Governor Rotimi Akeredolu of Ondo State had recently given a seven-day ultimatum to Fulani herdsmen in the forests in the state to leave. He vowed to flush out the herders who have been accused of perpetrating all sorts of heinous crimes in the state.
However, the Governor later rescinded the eviction order after the South West Governors met and decided on banning open grazing in the region.
But a popular Yoruba activist, Sunday Igboho rose up with a seven-day ultimatum to the Fulani community in Igangan, a town in Ibarapa Local Government Area of Oyo State to vacate the area.

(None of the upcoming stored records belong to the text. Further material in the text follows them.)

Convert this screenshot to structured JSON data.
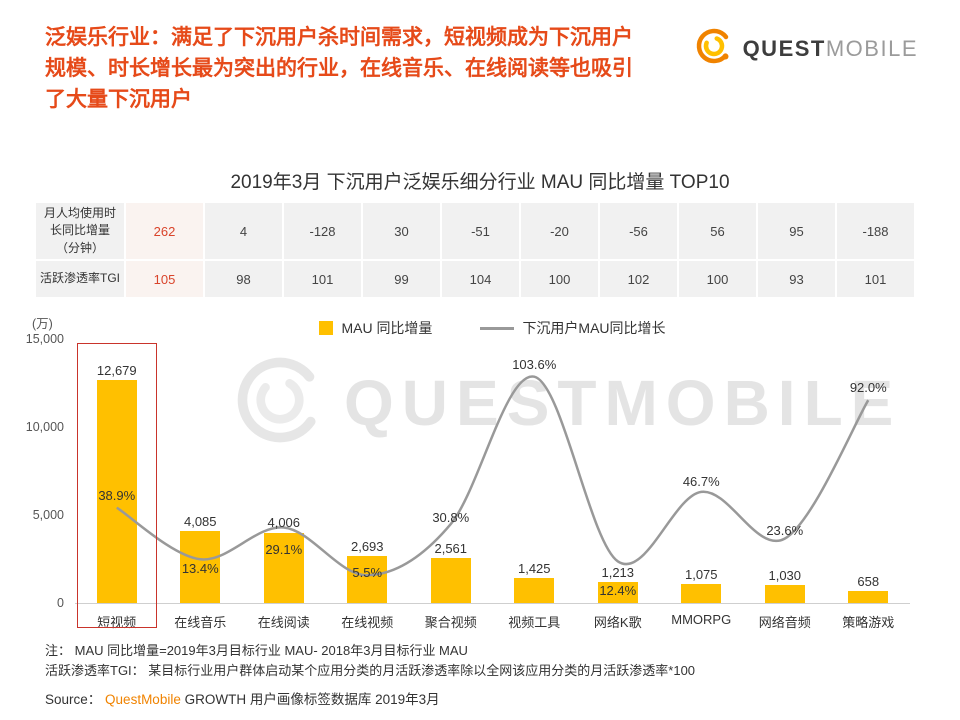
{
  "colors": {
    "accent": "#E64A19",
    "bar": "#FFC000",
    "line": "#999999",
    "highlight_box": "#C9342B",
    "red_text": "#D9442B",
    "brand_orange": "#F08300",
    "brand_yellow": "#FFC000",
    "watermark": "#E4E4E4",
    "table_bg": "#F1F1F1"
  },
  "header": {
    "lines": [
      "泛娱乐行业：满足了下沉用户杀时间需求，短视频成为下沉用户",
      "规模、时长增长最为突出的行业，在线音乐、在线阅读等也吸引",
      "了大量下沉用户"
    ]
  },
  "logo": {
    "quest": "QUEST",
    "mobile": "MOBILE"
  },
  "chart_title": "2019年3月 下沉用户泛娱乐细分行业 MAU 同比增量 TOP10",
  "table": {
    "rows": [
      {
        "label": "月人均使用时长同比增量（分钟）",
        "values": [
          "262",
          "4",
          "-128",
          "30",
          "-51",
          "-20",
          "-56",
          "56",
          "95",
          "-188"
        ]
      },
      {
        "label": "活跃渗透率TGI",
        "values": [
          "105",
          "98",
          "101",
          "99",
          "104",
          "100",
          "102",
          "100",
          "93",
          "101"
        ]
      }
    ]
  },
  "legend": {
    "bar": "MAU 同比增量",
    "line": "下沉用户MAU同比增长"
  },
  "chart_data": {
    "type": "bar+line",
    "title": "2019年3月 下沉用户泛娱乐细分行业 MAU 同比增量 TOP10",
    "ylabel": "(万)",
    "ylim": [
      0,
      15000
    ],
    "yticks": [
      0,
      5000,
      10000,
      15000
    ],
    "ytick_labels": [
      "0",
      "5,000",
      "10,000",
      "15,000"
    ],
    "grid": false,
    "legend_position": "top-center",
    "categories": [
      "短视频",
      "在线音乐",
      "在线阅读",
      "在线视频",
      "聚合视频",
      "视频工具",
      "网络K歌",
      "MMORPG",
      "网络音频",
      "策略游戏"
    ],
    "highlighted_category": "短视频",
    "series": [
      {
        "name": "MAU 同比增量",
        "type": "bar",
        "color": "#FFC000",
        "values": [
          12679,
          4085,
          4006,
          2693,
          2561,
          1425,
          1213,
          1075,
          1030,
          658
        ],
        "labels": [
          "12,679",
          "4,085",
          "4,006",
          "2,693",
          "2,561",
          "1,425",
          "1,213",
          "1,075",
          "1,030",
          "658"
        ]
      },
      {
        "name": "下沉用户MAU同比增长",
        "type": "line",
        "color": "#999999",
        "values_percent": [
          38.9,
          13.4,
          29.1,
          5.5,
          30.8,
          103.6,
          12.4,
          46.7,
          23.6,
          92.0
        ],
        "labels": [
          "38.9%",
          "13.4%",
          "29.1%",
          "5.5%",
          "30.8%",
          "103.6%",
          "12.4%",
          "46.7%",
          "23.6%",
          "92.0%"
        ],
        "label_dy": [
          -20,
          2,
          14,
          -10,
          -14,
          -20,
          22,
          -18,
          -16,
          -20
        ],
        "secondary_axis": {
          "base_value": 1000,
          "units_per_percent": 115
        }
      }
    ]
  },
  "watermark": {
    "text": "QUESTMOBILE"
  },
  "footnotes": [
    "注：  MAU 同比增量=2019年3月目标行业 MAU- 2018年3月目标行业 MAU",
    "活跃渗透率TGI： 某目标行业用户群体启动某个应用分类的月活跃渗透率除以全网该应用分类的月活跃渗透率*100"
  ],
  "source": {
    "prefix": "Source：",
    "brand": "QuestMobile",
    "rest": " GROWTH 用户画像标签数据库 2019年3月"
  }
}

He made good his threat to evict the Fulani while gathering hundreds of his supporters, he stormed Igangan and confronted the Seriki Fulani.
NigerianEye reported during the week that Sunday Igboho, also stormed troubled areas in Yewaland, Ogun State, in continuation of his anti – killer herdsmen battle in Yorubaland.
He had vowed that all killer-herdsmen will be evicted from all parts of Yoruba land.
Igboho stormed the state after the residents of Yewa, Abeokuta North, Odeda and some parts of Ijebu decried what they termed the inability of the Abiodun-led government to tame the killer herdsmen.
However, the Governor of Ogun State, Dapo Abiodun said his government did not seek the help of Igboho to tackle insecurity caused by the activities of suspected Fulani herdsmen in the state.